We are excited to introduce llvmbpf, a new project aimed at empowering developers with a high-performance, multi-architecture eBPF virtual machine (VM) that leverages the LLVM framework for Just-In-Time (JIT) and Ahead-Of-Time (AOT) compilation.
This component is part of the bpftime project but focuses solely on the core VM. It operates as a standalone eBPF VM library or a compiler tool. This library is optimized for performance, flexibility, and minimal dependencies, making it easy to integrate into various environments without unnecessary overhead.
Why llvmbpf?
Although there are several userspace eBPF runtimes available, we built llvmbpf to address specific needs that existing solutions may not fully satisfy:
AOT Compiler: The ability to compile eBPF bytecode into native ELF object files allows developers to deploy pre-compiled eBPF programs, ensuring high performance and efficiency, especially in resource-constrained environments. Additionally, it can allow you to experiment with different optimization techniques based on LLVM IR, providing more flexibility and control over the compilation process.

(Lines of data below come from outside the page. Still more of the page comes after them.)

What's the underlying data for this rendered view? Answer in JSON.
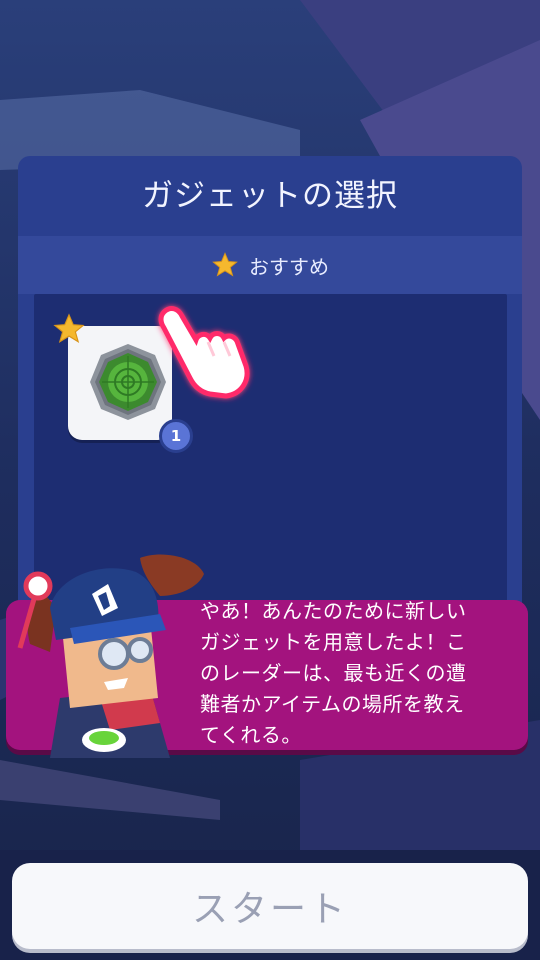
{
  "panel": {
    "title": "ガジェットの選択",
    "recommend_label": "おすすめ"
  },
  "gadgets": [
    {
      "icon": "radar-icon",
      "count": "1",
      "recommended": true
    }
  ],
  "dialog": {
    "text": "やあ！あんたのために新しい\nガジェットを用意したよ！こ\nのレーダーは、最も近くの遭\n難者かアイテムの場所を教え\nてくれる。"
  },
  "footer": {
    "start_label": "スタート"
  },
  "colors": {
    "panel": "#2a3f8f",
    "gadget_area": "#1d2d72",
    "dialog": "#a3137e",
    "star": "#f5b82e",
    "badge": "#5a74d6"
  }
}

Standalone Deployment: With llvmbpf, you can build eBPF programs into standalone binaries that don’t require external dependencies. This feature is particularly useful for deploying eBPF programs on embedded systems, microcontrollers, or other environments where installing additional software is impractical. Compared to native C code development, this ensures the eBPF part is verified after integration with the verifier.
All-Architecture Support: llvmbpf is designed to be compatible across multiple architectures, making it versatile for a wide range of hardware platforms.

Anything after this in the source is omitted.